I mentioned in my last post that I used to do gymnastics as a kid. I did it for a long time, and the main reason nothing became of it (career-wise) was that I only dedicated 1 hour once a week for a bunch of years instead of the minimum 4 hours, 5 days a week for a bunch of years that the pros put in. (And anyone who has watched the show Make It or Break It knows that if you want to be the very best, you put in something like every waking hour of your life for a bunch of years.) I also found that as I grew older, my body became ill-suited for the trials and tribulations of gymnastics.
The uneven bars, a women’s gymnastics apparatus, is where my current story takes place. The uneven bars as we are familiar with today are quite different from the uneven bars in the 1950s.
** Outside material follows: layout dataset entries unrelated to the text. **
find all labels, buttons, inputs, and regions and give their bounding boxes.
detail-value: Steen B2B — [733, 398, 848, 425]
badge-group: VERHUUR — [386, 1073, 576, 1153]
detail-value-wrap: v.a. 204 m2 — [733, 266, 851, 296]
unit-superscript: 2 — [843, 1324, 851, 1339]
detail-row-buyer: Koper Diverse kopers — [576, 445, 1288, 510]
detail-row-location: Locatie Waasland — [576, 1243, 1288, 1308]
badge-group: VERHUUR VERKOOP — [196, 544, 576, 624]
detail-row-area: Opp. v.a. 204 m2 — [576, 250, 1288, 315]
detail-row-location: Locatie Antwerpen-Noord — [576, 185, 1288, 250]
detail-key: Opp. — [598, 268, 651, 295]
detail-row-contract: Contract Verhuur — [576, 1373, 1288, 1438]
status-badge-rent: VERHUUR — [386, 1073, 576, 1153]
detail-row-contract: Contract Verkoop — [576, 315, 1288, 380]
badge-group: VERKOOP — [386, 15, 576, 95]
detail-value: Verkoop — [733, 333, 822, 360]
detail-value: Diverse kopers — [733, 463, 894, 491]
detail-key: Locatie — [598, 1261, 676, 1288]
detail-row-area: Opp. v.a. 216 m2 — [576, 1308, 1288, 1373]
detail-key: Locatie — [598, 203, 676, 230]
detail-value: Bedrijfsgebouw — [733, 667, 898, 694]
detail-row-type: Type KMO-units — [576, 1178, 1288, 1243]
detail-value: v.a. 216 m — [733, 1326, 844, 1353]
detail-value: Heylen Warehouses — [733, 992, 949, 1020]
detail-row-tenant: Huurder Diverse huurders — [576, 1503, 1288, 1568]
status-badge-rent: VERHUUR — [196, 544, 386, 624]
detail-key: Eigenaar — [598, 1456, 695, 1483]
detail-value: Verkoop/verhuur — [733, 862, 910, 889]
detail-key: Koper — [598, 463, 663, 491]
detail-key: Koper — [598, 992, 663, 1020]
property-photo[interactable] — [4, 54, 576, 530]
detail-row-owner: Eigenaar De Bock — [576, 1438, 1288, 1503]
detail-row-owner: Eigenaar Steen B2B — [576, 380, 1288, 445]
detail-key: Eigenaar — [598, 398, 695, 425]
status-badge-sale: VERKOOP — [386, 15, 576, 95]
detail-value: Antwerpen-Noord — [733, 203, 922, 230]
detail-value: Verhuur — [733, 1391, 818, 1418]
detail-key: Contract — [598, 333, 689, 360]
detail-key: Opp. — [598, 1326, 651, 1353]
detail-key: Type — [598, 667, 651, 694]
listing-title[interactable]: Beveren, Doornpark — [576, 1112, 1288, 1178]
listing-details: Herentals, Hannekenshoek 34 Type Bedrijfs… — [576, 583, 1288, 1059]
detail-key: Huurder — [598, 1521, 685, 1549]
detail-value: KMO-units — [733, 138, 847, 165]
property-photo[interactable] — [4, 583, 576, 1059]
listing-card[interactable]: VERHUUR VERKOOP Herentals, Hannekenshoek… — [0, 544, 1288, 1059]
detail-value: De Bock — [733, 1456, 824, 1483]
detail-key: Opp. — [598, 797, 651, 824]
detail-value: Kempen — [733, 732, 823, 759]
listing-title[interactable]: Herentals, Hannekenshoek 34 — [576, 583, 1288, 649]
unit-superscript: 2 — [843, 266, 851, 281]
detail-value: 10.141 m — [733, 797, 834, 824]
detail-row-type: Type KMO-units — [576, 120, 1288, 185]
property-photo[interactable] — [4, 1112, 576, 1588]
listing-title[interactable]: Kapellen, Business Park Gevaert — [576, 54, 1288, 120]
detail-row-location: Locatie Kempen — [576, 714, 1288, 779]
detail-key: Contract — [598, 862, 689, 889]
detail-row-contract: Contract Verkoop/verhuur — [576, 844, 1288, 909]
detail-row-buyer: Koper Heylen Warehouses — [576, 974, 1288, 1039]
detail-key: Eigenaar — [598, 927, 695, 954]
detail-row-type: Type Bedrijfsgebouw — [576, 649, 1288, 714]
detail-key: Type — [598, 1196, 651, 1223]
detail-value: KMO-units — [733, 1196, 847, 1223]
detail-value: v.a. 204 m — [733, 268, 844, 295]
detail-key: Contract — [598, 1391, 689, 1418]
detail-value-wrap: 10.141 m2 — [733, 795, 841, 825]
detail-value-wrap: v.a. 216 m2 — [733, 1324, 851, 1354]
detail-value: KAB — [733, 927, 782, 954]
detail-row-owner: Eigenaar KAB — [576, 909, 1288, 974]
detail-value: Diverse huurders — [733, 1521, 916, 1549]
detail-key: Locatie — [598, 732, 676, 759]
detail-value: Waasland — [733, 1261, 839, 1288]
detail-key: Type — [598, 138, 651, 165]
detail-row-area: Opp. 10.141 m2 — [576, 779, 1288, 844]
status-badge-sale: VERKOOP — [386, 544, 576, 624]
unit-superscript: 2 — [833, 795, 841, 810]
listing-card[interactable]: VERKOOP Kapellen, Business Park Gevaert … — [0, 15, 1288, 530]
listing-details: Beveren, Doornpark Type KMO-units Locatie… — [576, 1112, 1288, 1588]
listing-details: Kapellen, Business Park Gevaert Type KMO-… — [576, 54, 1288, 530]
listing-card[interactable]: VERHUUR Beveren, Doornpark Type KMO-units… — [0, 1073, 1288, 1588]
Today, the uneven bars are held together by cables and have an adjustable diagonal distance between the two bars varying between 4.3 – 5.9 feet (as depicted below).
This allows for more fluid movements between the bars, and makes it highly difficult to be touching both bars simultaneously. Back in the 1950s, the uneven bars were very different. They more closely resembled the mens’ parallel bars, only at different heights. Practically speaking, the bars were much closer to each other (as depicted below).
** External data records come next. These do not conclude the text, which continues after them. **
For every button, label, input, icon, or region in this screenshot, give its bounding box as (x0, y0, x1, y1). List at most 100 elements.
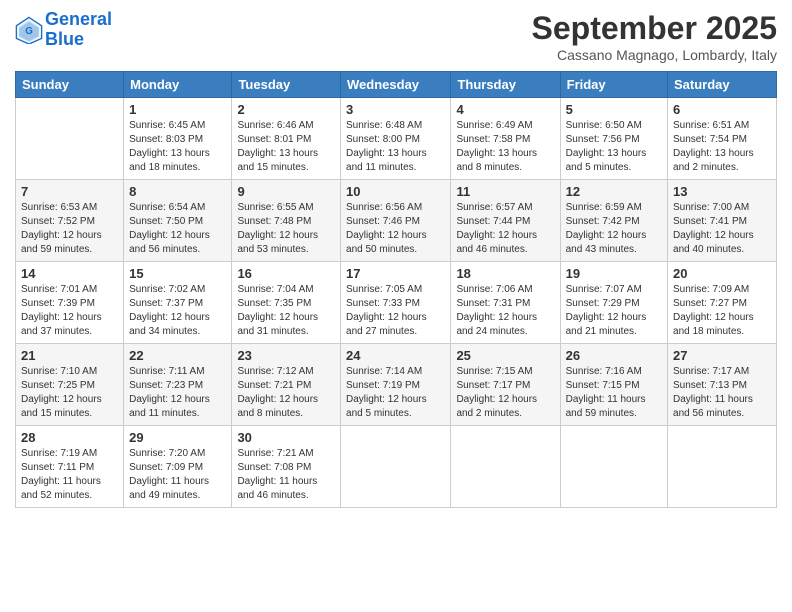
day-number: 16 (237, 266, 335, 281)
svg-text:G: G (25, 26, 33, 37)
day-info: Sunrise: 7:10 AM Sunset: 7:25 PM Dayligh… (21, 365, 118, 421)
day-number: 21 (21, 348, 118, 363)
day-info: Sunrise: 6:59 AM Sunset: 7:42 PM Dayligh… (566, 201, 662, 257)
calendar-cell (451, 426, 560, 508)
day-number: 3 (346, 102, 445, 117)
calendar-cell: 20Sunrise: 7:09 AM Sunset: 7:27 PM Dayli… (668, 262, 777, 344)
day-info: Sunrise: 6:48 AM Sunset: 8:00 PM Dayligh… (346, 119, 445, 175)
day-number: 25 (456, 348, 554, 363)
day-number: 18 (456, 266, 554, 281)
day-number: 17 (346, 266, 445, 281)
calendar-cell: 11 Sunrise: 6:57 AM Sunset: 7:44 PM Dayli… (451, 180, 560, 262)
calendar-cell: 18 Sunrise: 7:06 AM Sunset: 7:31 PM Dayli… (451, 262, 560, 344)
calendar-week-1: 1Sunrise: 6:45 AM Sunset: 8:03 PM Daylig… (16, 98, 777, 180)
calendar-week-2: 7Sunrise: 6:53 AM Sunset: 7:52 PM Daylig… (16, 180, 777, 262)
day-info: Sunrise: 7:15 AM Sunset: 7:17 PM Dayligh… (456, 365, 554, 421)
day-number: 29 (129, 430, 226, 445)
calendar-cell: 30 Sunrise: 7:21 AM Sunset: 7:08 PM Dayli… (232, 426, 341, 508)
calendar-header-tuesday: Tuesday (232, 72, 341, 98)
day-info: Sunrise: 7:05 AM Sunset: 7:33 PM Dayligh… (346, 283, 445, 339)
calendar-cell (16, 98, 124, 180)
calendar-cell: 6 Sunrise: 6:51 AM Sunset: 7:54 PM Daylig… (668, 98, 777, 180)
logo: G General Blue (15, 10, 112, 50)
day-info: Sunrise: 7:19 AM Sunset: 7:11 PM Dayligh… (21, 447, 118, 503)
day-info: Sunrise: 7:07 AM Sunset: 7:29 PM Dayligh… (566, 283, 662, 339)
day-info: Sunrise: 7:12 AM Sunset: 7:21 PM Dayligh… (237, 365, 335, 421)
day-info: Sunrise: 6:53 AM Sunset: 7:52 PM Dayligh… (21, 201, 118, 257)
day-number: 27 (673, 348, 771, 363)
calendar-cell: 10 Sunrise: 6:56 AM Sunset: 7:46 PM Dayli… (341, 180, 451, 262)
calendar-cell: 21 Sunrise: 7:10 AM Sunset: 7:25 PM Dayli… (16, 344, 124, 426)
calendar-cell: 14 Sunrise: 7:01 AM Sunset: 7:39 PM Dayli… (16, 262, 124, 344)
calendar-cell: 27 Sunrise: 7:17 AM Sunset: 7:13 PM Dayli… (668, 344, 777, 426)
calendar-cell: 28 Sunrise: 7:19 AM Sunset: 7:11 PM Dayli… (16, 426, 124, 508)
day-number: 28 (21, 430, 118, 445)
day-number: 19 (566, 266, 662, 281)
day-number: 4 (456, 102, 554, 117)
calendar-week-5: 28 Sunrise: 7:19 AM Sunset: 7:11 PM Dayli… (16, 426, 777, 508)
day-number: 20 (673, 266, 771, 281)
day-info: Sunrise: 7:02 AM Sunset: 7:37 PM Dayligh… (129, 283, 226, 339)
logo-line2: Blue (45, 30, 112, 50)
day-info: Sunrise: 6:50 AM Sunset: 7:56 PM Dayligh… (566, 119, 662, 175)
day-number: 8 (129, 184, 226, 199)
day-info: Sunrise: 7:20 AM Sunset: 7:09 PM Dayligh… (129, 447, 226, 503)
day-info: Sunrise: 6:46 AM Sunset: 8:01 PM Dayligh… (237, 119, 335, 175)
calendar-week-3: 14 Sunrise: 7:01 AM Sunset: 7:39 PM Dayli… (16, 262, 777, 344)
logo-line1: General (45, 9, 112, 29)
day-info: Sunrise: 7:04 AM Sunset: 7:35 PM Dayligh… (237, 283, 335, 339)
day-info: Sunrise: 6:51 AM Sunset: 7:54 PM Dayligh… (673, 119, 771, 175)
calendar-cell: 4Sunrise: 6:49 AM Sunset: 7:58 PM Daylig… (451, 98, 560, 180)
calendar-cell: 7Sunrise: 6:53 AM Sunset: 7:52 PM Daylig… (16, 180, 124, 262)
day-info: Sunrise: 6:45 AM Sunset: 8:03 PM Dayligh… (129, 119, 226, 175)
day-info: Sunrise: 6:56 AM Sunset: 7:46 PM Dayligh… (346, 201, 445, 257)
calendar-cell: 19 Sunrise: 7:07 AM Sunset: 7:29 PM Dayli… (560, 262, 667, 344)
day-info: Sunrise: 7:17 AM Sunset: 7:13 PM Dayligh… (673, 365, 771, 421)
calendar-header-sunday: Sunday (16, 72, 124, 98)
logo-text: General Blue (45, 10, 112, 50)
calendar-header-monday: Monday (124, 72, 232, 98)
day-info: Sunrise: 7:21 AM Sunset: 7:08 PM Dayligh… (237, 447, 335, 503)
day-number: 30 (237, 430, 335, 445)
calendar-cell: 29 Sunrise: 7:20 AM Sunset: 7:09 PM Dayli… (124, 426, 232, 508)
day-info: Sunrise: 7:01 AM Sunset: 7:39 PM Dayligh… (21, 283, 118, 339)
calendar-cell: 9 Sunrise: 6:55 AM Sunset: 7:48 PM Daylig… (232, 180, 341, 262)
logo-icon: G (15, 16, 43, 44)
day-number: 10 (346, 184, 445, 199)
calendar-cell: 12Sunrise: 6:59 AM Sunset: 7:42 PM Dayli… (560, 180, 667, 262)
calendar-header-thursday: Thursday (451, 72, 560, 98)
calendar-cell: 24Sunrise: 7:14 AM Sunset: 7:19 PM Dayli… (341, 344, 451, 426)
calendar-cell: 16 Sunrise: 7:04 AM Sunset: 7:35 PM Dayli… (232, 262, 341, 344)
calendar-cell: 22Sunrise: 7:11 AM Sunset: 7:23 PM Dayli… (124, 344, 232, 426)
calendar-cell: 5 Sunrise: 6:50 AM Sunset: 7:56 PM Daylig… (560, 98, 667, 180)
day-number: 6 (673, 102, 771, 117)
day-info: Sunrise: 6:57 AM Sunset: 7:44 PM Dayligh… (456, 201, 554, 257)
calendar-cell: 13 Sunrise: 7:00 AM Sunset: 7:41 PM Dayli… (668, 180, 777, 262)
header: G General Blue September 2025 Cassano Ma… (15, 10, 777, 63)
calendar-cell: 3 Sunrise: 6:48 AM Sunset: 8:00 PM Daylig… (341, 98, 451, 180)
calendar-cell (560, 426, 667, 508)
day-number: 9 (237, 184, 335, 199)
day-number: 23 (237, 348, 335, 363)
calendar-cell: 23 Sunrise: 7:12 AM Sunset: 7:21 PM Dayli… (232, 344, 341, 426)
day-number: 11 (456, 184, 554, 199)
calendar-cell: 15 Sunrise: 7:02 AM Sunset: 7:37 PM Dayli… (124, 262, 232, 344)
calendar-cell: 26Sunrise: 7:16 AM Sunset: 7:15 PM Dayli… (560, 344, 667, 426)
calendar-cell: 2Sunrise: 6:46 AM Sunset: 8:01 PM Daylig… (232, 98, 341, 180)
day-info: Sunrise: 7:16 AM Sunset: 7:15 PM Dayligh… (566, 365, 662, 421)
day-info: Sunrise: 7:06 AM Sunset: 7:31 PM Dayligh… (456, 283, 554, 339)
day-number: 5 (566, 102, 662, 117)
day-info: Sunrise: 7:14 AM Sunset: 7:19 PM Dayligh… (346, 365, 445, 421)
day-number: 14 (21, 266, 118, 281)
day-info: Sunrise: 6:54 AM Sunset: 7:50 PM Dayligh… (129, 201, 226, 257)
month-title: September 2025 (532, 10, 777, 47)
title-block: September 2025 Cassano Magnago, Lombardy… (532, 10, 777, 63)
day-info: Sunrise: 7:11 AM Sunset: 7:23 PM Dayligh… (129, 365, 226, 421)
day-info: Sunrise: 6:55 AM Sunset: 7:48 PM Dayligh… (237, 201, 335, 257)
calendar-cell (341, 426, 451, 508)
day-info: Sunrise: 7:00 AM Sunset: 7:41 PM Dayligh… (673, 201, 771, 257)
day-number: 15 (129, 266, 226, 281)
day-number: 13 (673, 184, 771, 199)
calendar-header-wednesday: Wednesday (341, 72, 451, 98)
calendar-cell: 8 Sunrise: 6:54 AM Sunset: 7:50 PM Daylig… (124, 180, 232, 262)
I grew up on the 1950s styled uneven bars, as that’s what they had in my gym. Many of the skills we’d do specifically involved contact with both bars simultaneously. But because of the ever-changing height of kids, we were always adjusting the height and distance between the bars to suit each gymnast.
At the time of this story, I was in my early teens and had been doing gymnastics for many years. As such, I knew my bars settings by heart. It was the first class of the year, having just come back from a summer break. I set the bars to my desired heights, and proceeded to do my routine from the end of the previous year. Unfortunately for me, I’d had a growth spurt over the summer and the bars should have been slightly farther apart than they were.
What should have happened: I was in a front support on the high bar facing out. I was supposed to swing my legs back, straddle the high bar with the soles of my feet on the bar, swinging around the bar in a circle. (Imagine a side view: the high bar is the point in the center of a circle, and over the course of the skill, my butt creates the outer circumference of the circle, with my arms and legs being the radius throughout.)
What actually happened: I was in a front support on the high bar facing out. I swung my legs back, separating my feet to rest my soles on the high bar in a straddle. So far so good. All I had to do was let gravity start me off by pushing my butt in a downward arc. And I did. Except due to my new height, the low bar interfered with my butt. The bars themselves were made out of a somewhat flexible wood, and so upon contact, the low bar thrust me upward, causing me to ram my head into the high bar. And so it continued for about a minute – bouncing between the two bars, hitting my butt on the low bar and my head on the high bar, until I eventually released my hold of the bar for an unceremonious dismount. I collapsed on the mat in a heap of pain. Don’t worry. I was fine. Not even a concussion – just a bit of bruising. Sure, I couldn’t sit for a couple of weeks, but most of the damage was psychological. The bars had won, and I was too scared to bother finding a new setting for my new height. Besides, I still had beam, vault and floor to get better at. Who needs uneven bars anyway? I decided it was not worth the risk of playing human pinball again.